TUESDAY, May 15 (HealthDay News) -- Should Americans be able to buy a test at the drugstore and use it to determine whether they're infected with the virus that causes AIDS?
A U.S. Food and Drug Administration advisory panel plans to debate this question Tuesday, and the answer the panel arrives at could pave the way toward a new era in HIV testing.
FDA advisory panel recommendations are not binding, but they are often followed by the agency.
"There is huge global momentum in support of over-the-counter testing for HIV. People desire private, discreet options that protect their confidentiality," said Dr. Nitika Pant Pai, an assistant professor of medicine at Montreal's McGill University who co-authored an analysis of the effectiveness of an at-home HIV test earlier this year.
The test, which looks for signs of HIV in oral fluid, is already used at hospitals and doctors' offices where medical professionals administer it.

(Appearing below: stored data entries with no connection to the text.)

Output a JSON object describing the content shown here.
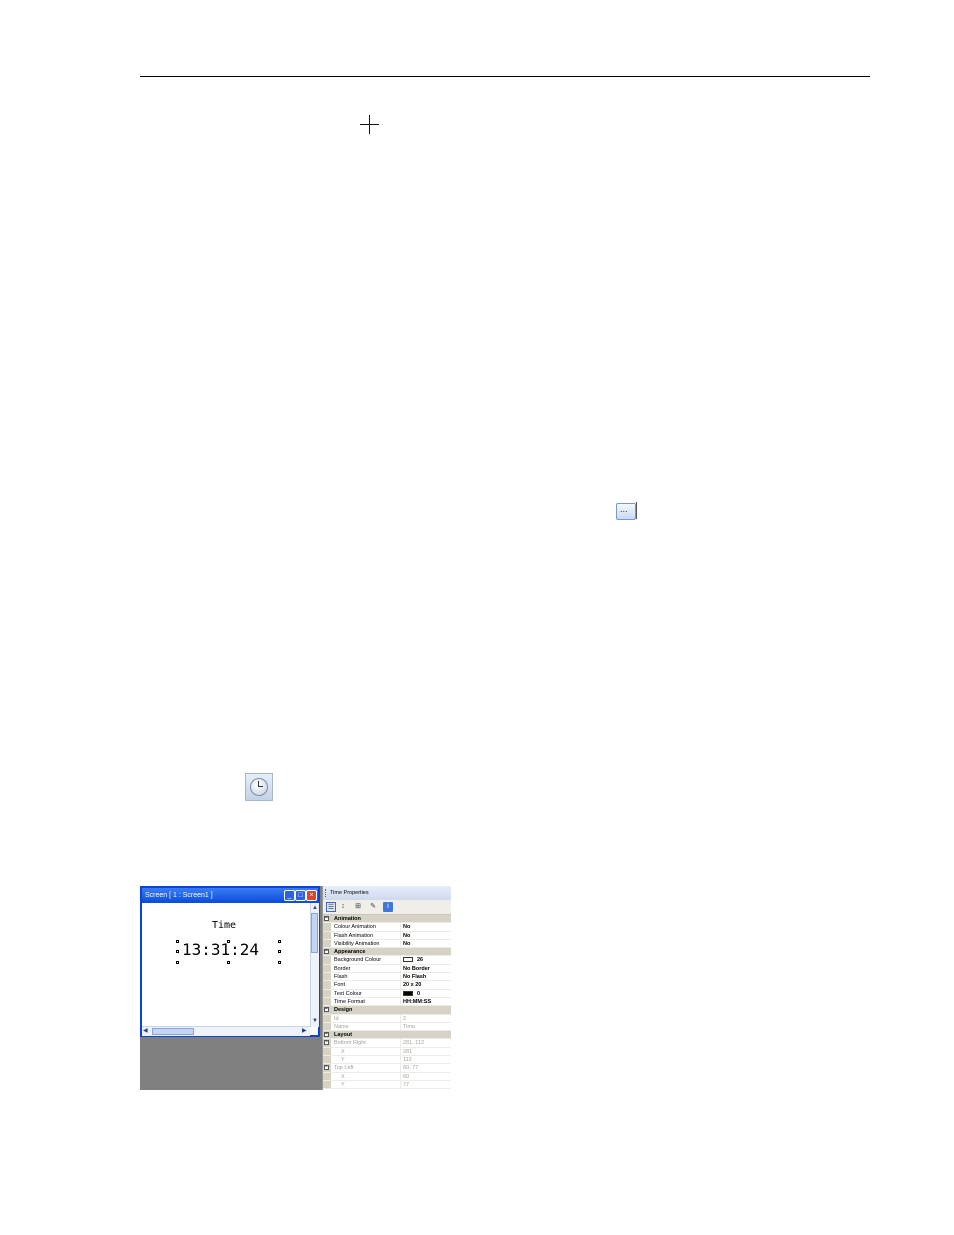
{
  "colors": {
    "titlebar": "#0a46d6",
    "canvas_bg": "#ffffff",
    "screen_bg": "#808080",
    "category_bg": "#d6d3c6",
    "text_colour_swatch": "#000000",
    "background_colour_swatch": "#ffffff"
  },
  "icons": {
    "crosshair": "crosshair-cursor-icon",
    "ellipsis_button": "ellipsis-button-icon",
    "time_tool": "clock-icon"
  },
  "ellipsis_button_label": "...",
  "screen_window": {
    "title": "Screen [ 1 : Screen1 ]",
    "minimize": "_",
    "maximize": "□",
    "close": "×",
    "time_label": "Time",
    "time_value": "13:31:24"
  },
  "properties": {
    "title": "Time Properties",
    "categories": [
      {
        "name": "Animation",
        "rows": [
          {
            "name": "Colour Animation",
            "value": "No"
          },
          {
            "name": "Flash Animation",
            "value": "No"
          },
          {
            "name": "Visibility Animation",
            "value": "No"
          }
        ]
      },
      {
        "name": "Appearance",
        "rows": [
          {
            "name": "Background Colour",
            "value": "26"
          },
          {
            "name": "Border",
            "value": "No Border"
          },
          {
            "name": "Flash",
            "value": "No Flash"
          },
          {
            "name": "Font",
            "value": "20 x 20"
          },
          {
            "name": "Text Colour",
            "value": "0"
          },
          {
            "name": "Time Format",
            "value": "HH:MM:SS"
          }
        ]
      },
      {
        "name": "Design",
        "rows": [
          {
            "name": "Id",
            "value": "2"
          },
          {
            "name": "Name",
            "value": "Time"
          }
        ]
      },
      {
        "name": "Layout",
        "rows": [
          {
            "name": "Bottom Right",
            "value": "281, 112"
          },
          {
            "name": "X",
            "value": "281"
          },
          {
            "name": "Y",
            "value": "112"
          },
          {
            "name": "Top Left",
            "value": "60, 77"
          },
          {
            "name": "X",
            "value": "60"
          },
          {
            "name": "Y",
            "value": "77"
          }
        ]
      }
    ]
  }
}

The FDA first approved its use in 2004.
To take the test, known as OraQuick, patients swab their outer gums and put the swab into a vial. After about 20 minutes, the test device will reveal two reddish-purple lines in a small window if there are signs that the body's immune system has geared up to battle HIV.
The test uses oral fluid, which is not the same as saliva. Its results are considered preliminary, and should be confirmed by a blood test.
At its meeting this week, the panel is expected to discuss the fact that the test is not as accurate as HIV blood tests.
OraSure, the company that manufactures OraQuick, had nearly 5,700 people take the at-home version of the test. The tests found that 114 thought they were HIV-positive; 106 of them actually were. That means that positive results were accurate 93 percent of the time. Negative results were accurate 99.98 percent of the time, the company said.